Ralph Netzker

Der Renten-Krieg


Teil 1: Warum die umlagefinanzierte Rente weg muss - koste es, was es wolle...

Dass in sozialpolitischen Auseinandersetzungen mit harten Bandagen gekämpft wird, ist nichts neues. Was sich allerdings in der Debatte über die gesetzliche Rentenversicherung abspielt, ist ohne Beispiel. Den Startschuss hat vor einigen Jahren Prof. Dr.

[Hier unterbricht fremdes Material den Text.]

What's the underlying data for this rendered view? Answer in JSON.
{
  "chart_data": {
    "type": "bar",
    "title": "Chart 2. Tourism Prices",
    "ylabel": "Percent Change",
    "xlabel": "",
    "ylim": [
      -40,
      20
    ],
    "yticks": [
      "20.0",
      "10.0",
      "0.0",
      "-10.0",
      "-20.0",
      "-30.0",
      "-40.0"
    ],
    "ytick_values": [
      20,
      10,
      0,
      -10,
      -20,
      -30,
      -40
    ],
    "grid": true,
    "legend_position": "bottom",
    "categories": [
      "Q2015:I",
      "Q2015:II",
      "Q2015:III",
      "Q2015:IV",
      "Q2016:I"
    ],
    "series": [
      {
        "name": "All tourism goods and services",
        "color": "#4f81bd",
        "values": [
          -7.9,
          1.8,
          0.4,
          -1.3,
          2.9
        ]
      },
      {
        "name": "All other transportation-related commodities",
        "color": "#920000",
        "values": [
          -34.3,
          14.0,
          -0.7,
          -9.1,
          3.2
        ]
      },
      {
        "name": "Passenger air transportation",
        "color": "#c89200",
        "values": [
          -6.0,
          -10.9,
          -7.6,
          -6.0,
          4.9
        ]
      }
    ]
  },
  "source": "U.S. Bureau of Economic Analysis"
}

Norbert Walter, Chefökonom der Deutschen Bank, gegeben, als er in Rundfunkinterviews und Zeitungsartikeln eindringlichst davor warnte, noch irgendwelche Hoffnungen in die gesetzliche Rentenversicherung zu setzen. Er hat damit einen Generationenkrieg ausgerufen, der in seinen Auswirkungen noch gar nicht abzuschätzen ist.

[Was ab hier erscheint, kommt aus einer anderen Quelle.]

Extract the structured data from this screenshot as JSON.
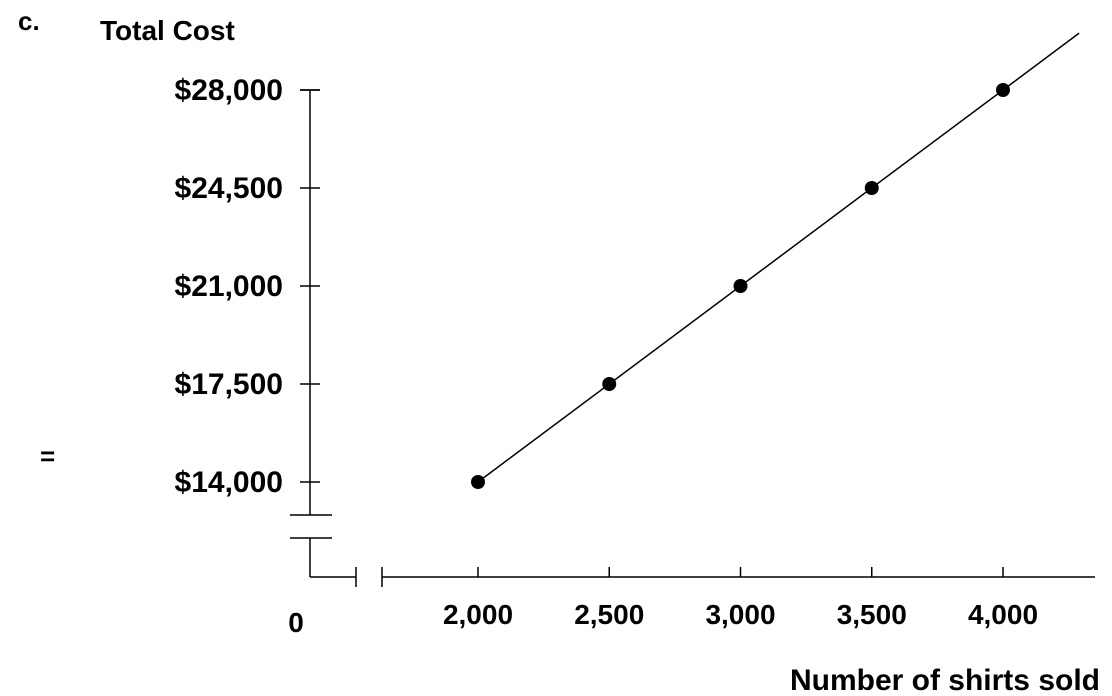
{
  "panel_label": "c.",
  "side_mark": "=",
  "chart_data": {
    "type": "line",
    "title": "Total Cost",
    "xlabel": "Number of shirts sold",
    "ylabel": "",
    "x_tick_labels": [
      "0",
      "2,000",
      "2,500",
      "3,000",
      "3,500",
      "4,000"
    ],
    "y_tick_labels": [
      "$14,000",
      "$17,500",
      "$21,000",
      "$24,500",
      "$28,000"
    ],
    "y_ticks": [
      14000,
      17500,
      21000,
      24500,
      28000
    ],
    "x_ticks_shown": [
      2000,
      2500,
      3000,
      3500,
      4000
    ],
    "xlim": [
      1400,
      4300
    ],
    "ylim": [
      14000,
      28000
    ],
    "axis_breaks": {
      "x": true,
      "y": true
    },
    "grid": false,
    "series": [
      {
        "x": [
          2000,
          2500,
          3000,
          3500,
          4000
        ],
        "y": [
          14000,
          17500,
          21000,
          24500,
          28000
        ]
      }
    ]
  }
}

Die gesetzliche Rentenversicherung wird in der öffentlichen Diskussion häufig als eine Art "Sparkonto" dargestellt, auf das man Einzahlungen für seine eigene Rente tätigt. Diese Darstellung ist in der Sache falsch, und in der Absicht irreführend: Die eingezahlten Beiträge liegen nicht auf einem Konto, wo sie sich "verzinsen" könnten - und müssten! Ganz im Gegenteil ist es so, dass die jeweils erwerbstätigen Generationen die Renten der nicht mehr erwerbstätigen Generation direkt bezahlen - dies bezeichnet man als Umlagefinanzierung oder "Generationenvertrag". Diese Art der Finanzierung hat eine Reihe von Vorteilen, die in der Rentendebatte immer und absichtlich unter den Tisch fallen:

Träger der gesetzliche Rentenversicherung sind die Bundes- und Landes-Versicherungsanstalten. Bei diesen handelt es sich um Körperschaften des öffentlichen Rechts mit dem Recht auf Selbstverwaltung. Zusammengefasst sind sie im VDR (Verband deutscher Rentenversicherungsträger). Die Organe der Selbstverwaltung sind Vertreterversammlung und Vorstand, die je zur Hälfte aus Vertretern der Versicherten und der Arbeitgeber bestehen. Es handelt sich bei den Versicherungsanstalten also um demokratische, paritätisch besetzte Organisationen. Die alle sechs Jahre stattfindenden Sozialwahlen ermöglichen den Versicherten die Mitbestimmung über Einnahmen, Ausgaben und Leistungen der Versicherungsträger. Darüber hinaus regeln Regierung und Parlament die gesetzlichen Rahmenbedingungen der Rentenkassen. Regierung und Parlament stehen alle vier Jahre zur Wahl, zwischendurch werden die Landesparlamente gewählt - Wählerbetrug hat also kurze Beine...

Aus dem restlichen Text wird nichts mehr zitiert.